Neurogastrx presented proof-of-concept data from its placebo-controlled Phase 2 clinical study of NG101 (metopimazine mesylate) at ObesityWeek® 2025, demonstrating significant reductions in nausea and vomiting associated with GLP-1 receptor agonist use. The oral, peripherally restricted dopamine D2 receptor antagonist represents a first-in-class therapy targeting a major barrier to GLP-1 treatment adherence.
Clinical Trial Results
The study enrolled 90 participants aged 18-55 who received a single subcutaneous dose of semaglutide (0.5 mg) along with either NG101 20 mg twice daily or placebo for five days. Compared to placebo, NG101 achieved statistically significant improvements across multiple endpoints:
- Nausea incidence: 40% reduction (p=0.0203)
- Vomiting incidence: 67% reduction (p=0.0274)
- Discrete vomiting episodes: 56% reduction (p=0.0238)
- Symptom duration: Significantly reduced (p=0.0063), with events lasting more than one day occurring in 22% versus 51% of participants
- Nausea severity: 70% reduction as reported by participants (p=0.0138)
The treatment also demonstrated an improved safety profile, with substantially fewer adverse events when semaglutide was co-administered with NG101 compared to placebo.
Patient-Reported Outcomes Highlight Treatment Burden
Participant-reported outcomes revealed a greater symptom burden than clinical assessments suggested. While clinicians graded fewer than five incidents of nausea and vomiting as moderate or severe, 70 of the 90 patients rated themselves as having moderate or severe symptoms at some point during the study. NG101 reduced the maximum nausea rating of moderate-severe nausea by 31% (p=0.0225).
"The real-world incidence of nausea and vomiting reported by patients is far more significant and disruptive than the investigator-reported events in clinical trials," said Jim O'Mara, president and CEO of Neurogastrx. The FDA prioritizes patient-reported outcome measures for nausea and vomiting as they more accurately reflect the participant experience.

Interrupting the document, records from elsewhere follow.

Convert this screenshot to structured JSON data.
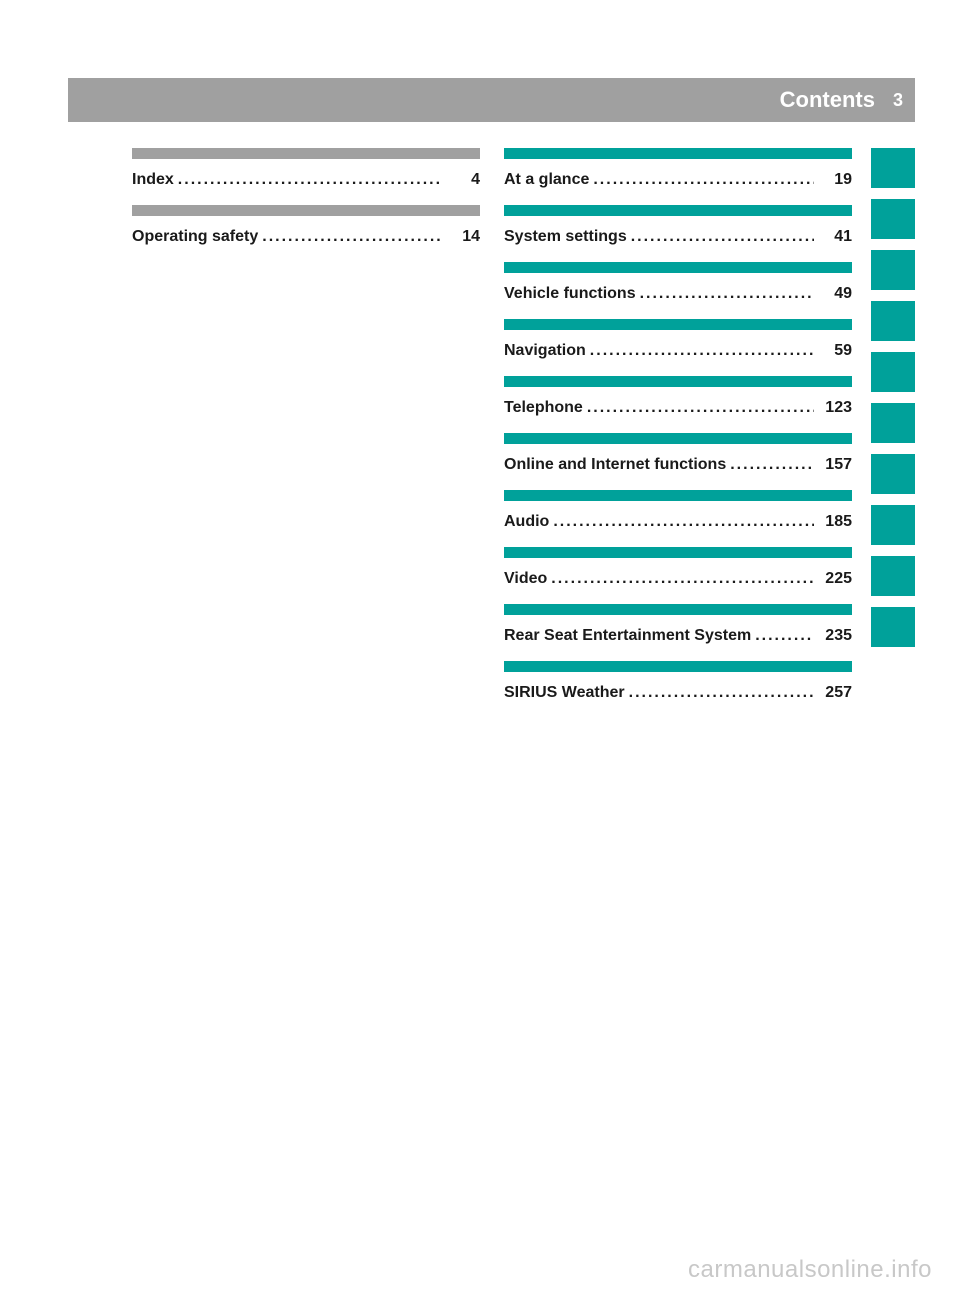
{
  "header": {
    "title": "Contents",
    "page_number": "3",
    "band_color": "#a0a0a0",
    "text_color": "#ffffff"
  },
  "colors": {
    "teal": "#00a19a",
    "gray": "#a0a0a0",
    "text": "#1a1a1a",
    "watermark": "#c8c8c8",
    "background": "#ffffff"
  },
  "typography": {
    "font_family": "Arial, Helvetica, sans-serif",
    "toc_fontsize": 16,
    "toc_fontweight": "bold",
    "header_title_fontsize": 22,
    "header_page_fontsize": 18,
    "watermark_fontsize": 24
  },
  "toc_left": {
    "bar_color": "#a0a0a0",
    "items": [
      {
        "label": "Index",
        "page": "4"
      },
      {
        "label": "Operating safety",
        "page": "14"
      }
    ]
  },
  "toc_right": {
    "bar_color": "#00a19a",
    "items": [
      {
        "label": "At a glance",
        "page": "19"
      },
      {
        "label": "System settings",
        "page": "41"
      },
      {
        "label": "Vehicle functions",
        "page": "49"
      },
      {
        "label": "Navigation",
        "page": "59"
      },
      {
        "label": "Telephone",
        "page": "123"
      },
      {
        "label": "Online and Internet functions",
        "page": "157"
      },
      {
        "label": "Audio",
        "page": "185"
      },
      {
        "label": "Video",
        "page": "225"
      },
      {
        "label": "Rear Seat Entertainment System",
        "page": "235"
      },
      {
        "label": "SIRIUS Weather",
        "page": "257"
      }
    ]
  },
  "thumb_tabs": {
    "count": 10,
    "color": "#00a19a",
    "width": 44,
    "height": 40,
    "gap": 11
  },
  "watermark": {
    "text": "carmanualsonline.info"
  },
  "dots": "......................................................................"
}
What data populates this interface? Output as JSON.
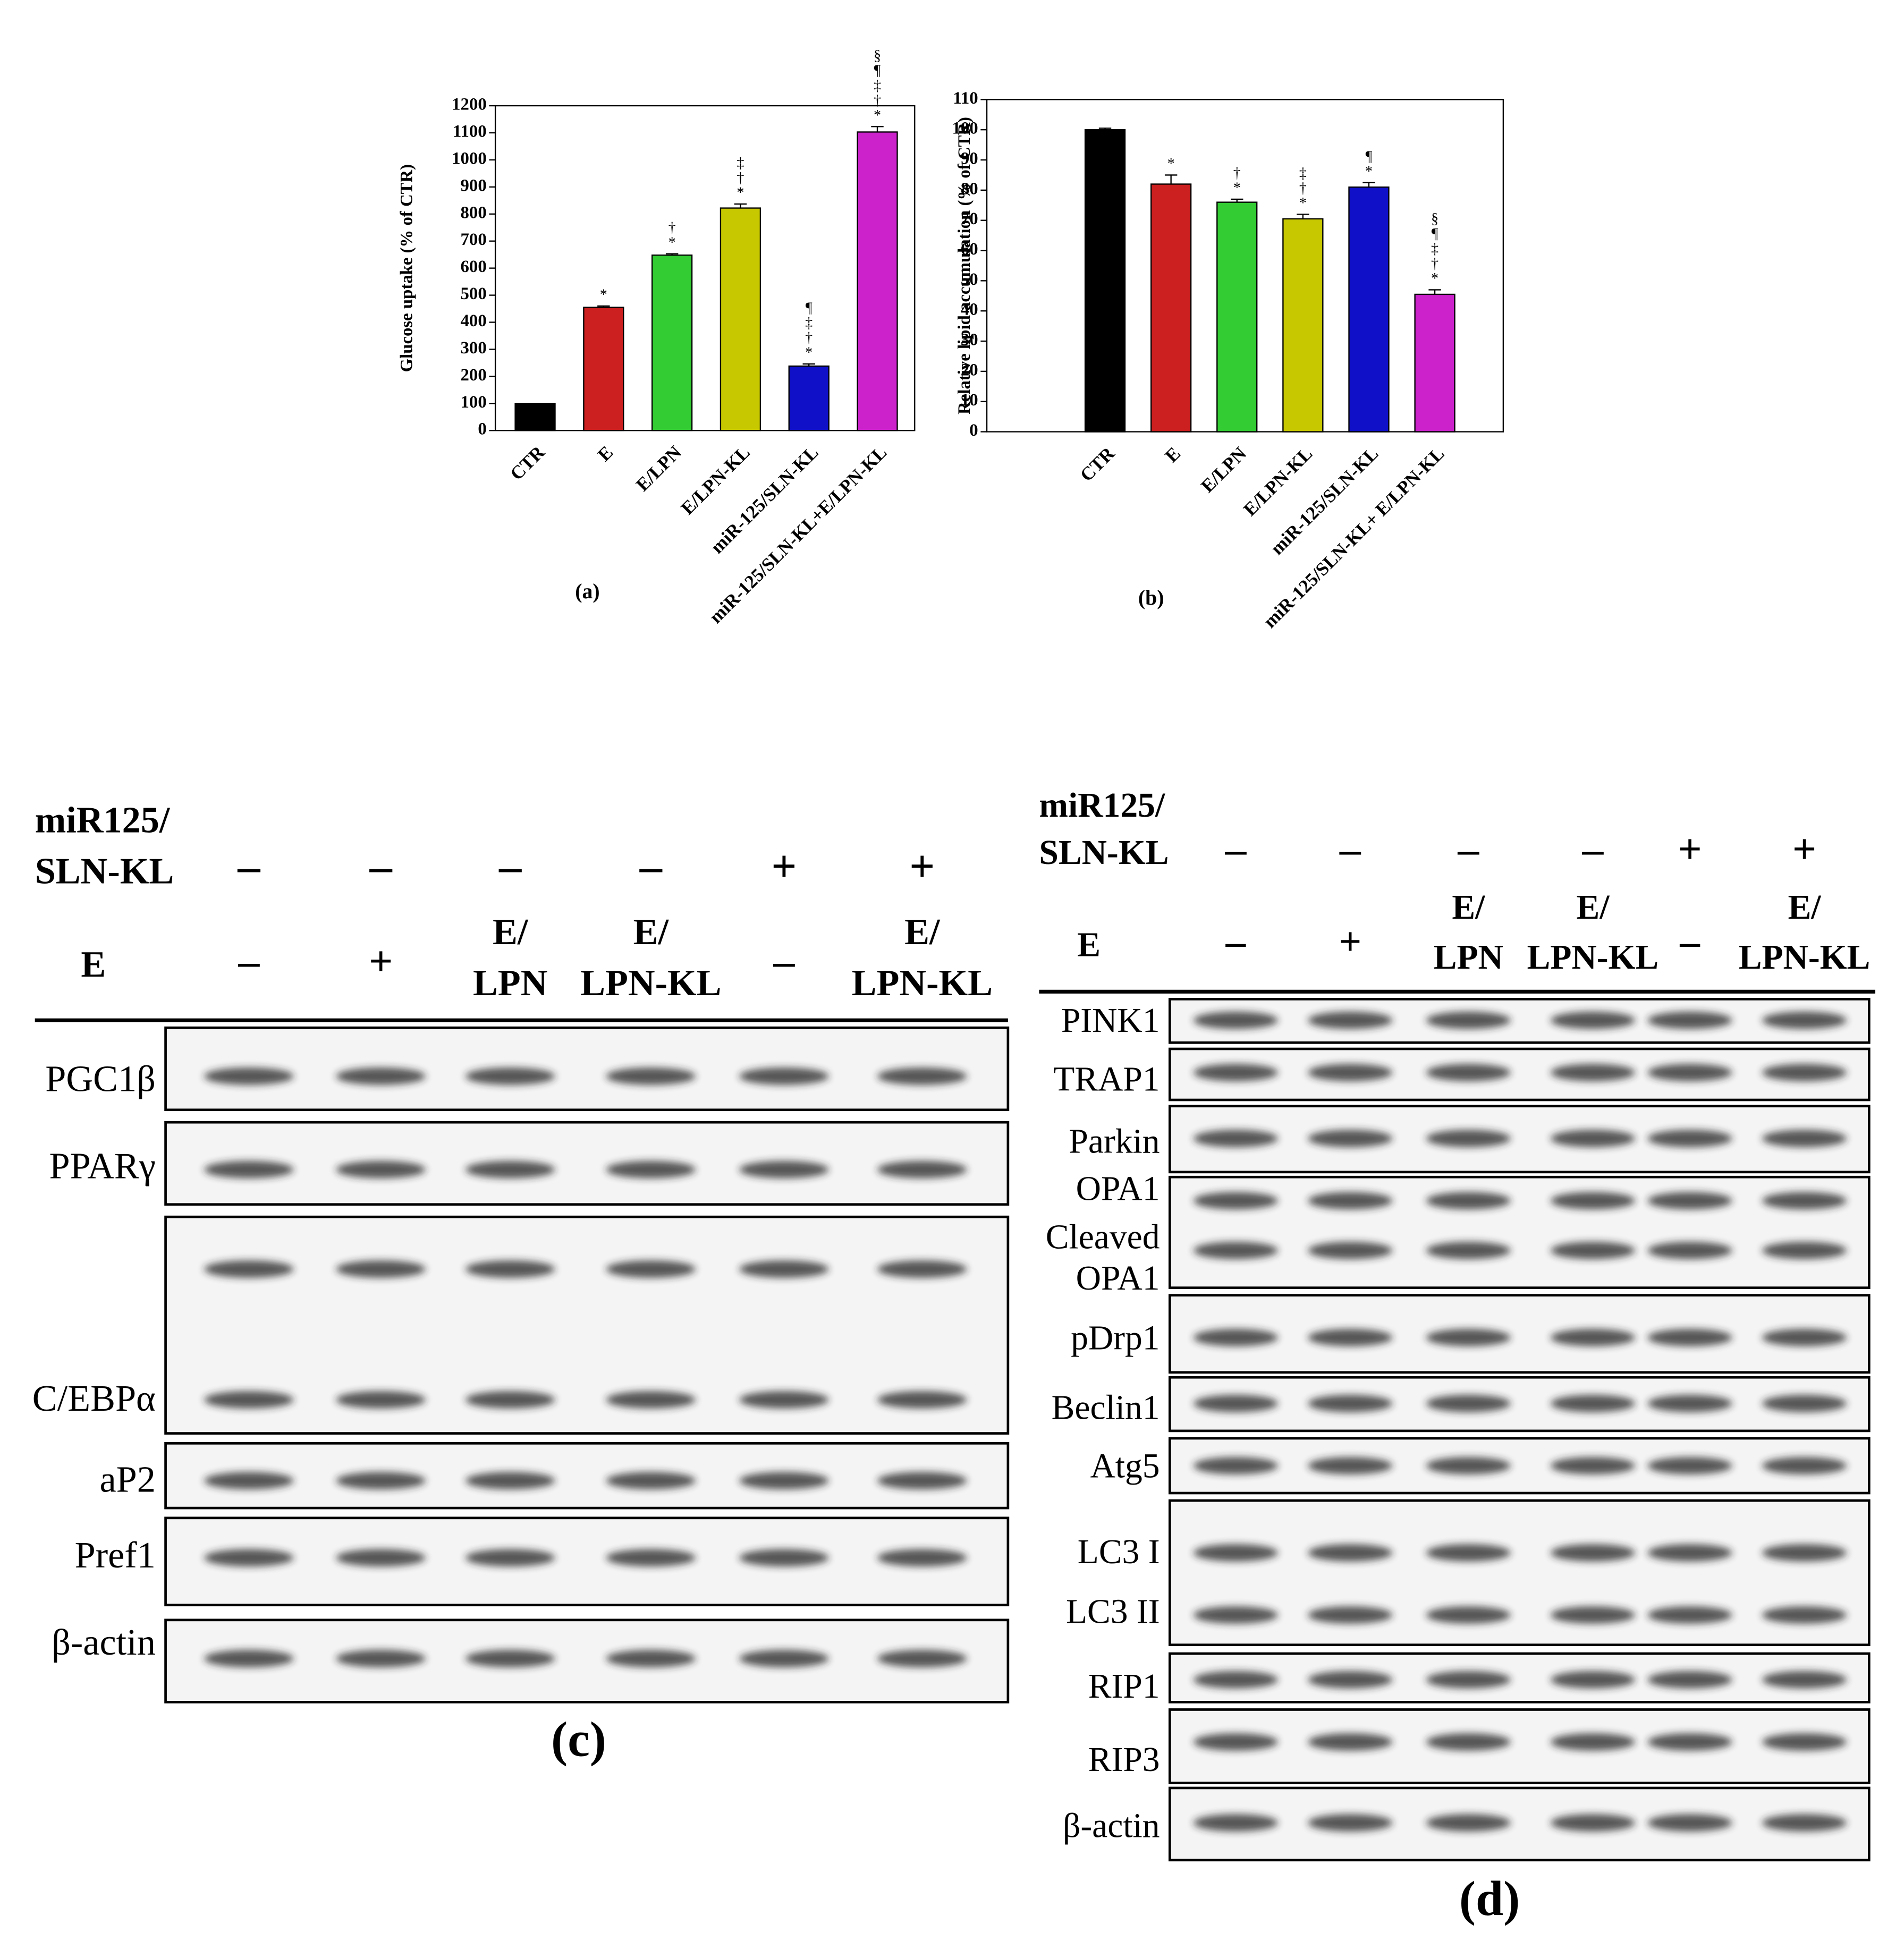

Addressing a Major Market Challenge
GLP-1 receptor agonists face significant adherence challenges, with only 30% of patients who start these medications for weight loss continuing treatment after one year. A study published in JAMA Network Open in January showed the one-year discontinuation rate of GLP-1 receptor agonists for patients without type 2 diabetes was 64.8%, with gastrointestinal events being the most frequently cited reason.
"GLP-1 agonists can be life-changing for individuals with obesity. Yet for so many, the common GI side effects of nausea and vomiting are often unbearable, leading to patients discontinuing treatment or being unable to reach optimal doses," said Sean Wharton, MD, PharmD, Medical Director at Wharton Medical Clinic for Weight and Diabetes Management in Ontario, Canada.
With the global GLP-1 market estimated at $63 billion in 2025, the sector faces substantial revenue losses due to treatment discontinuation. More importantly, patients miss out on the clear benefits of weight loss on overall health, including improvements in metabolic and cardiovascular diseases associated with obesity.
Mechanism of Action
NG101 works by selectively targeting the Area Postrema (AP), a brain region located outside the blood-brain barrier that is rich in dopamine D2 receptors. GLP-1 agonists activate two distinct brain areas: the Nucleus of the Tractus Solitarius (NTS), which causes satiety and leads to weight loss, and the AP, which triggers nausea and vomiting.
Since the NTS resides inside the brain and is inaccessible to NG101, the peripherally restricted compound can block nausea and vomiting symptoms without interfering with the weight loss benefits of GLP-1 therapy. By blocking D2 receptors in the AP, NG101 specifically addresses the unwanted gastrointestinal side effects while preserving therapeutic efficacy.
The company plans to evaluate NG101 with multiple GLP-1 treatments in future clinical development programs, potentially expanding access to sustainable and tolerable obesity treatments for millions of patients worldwide.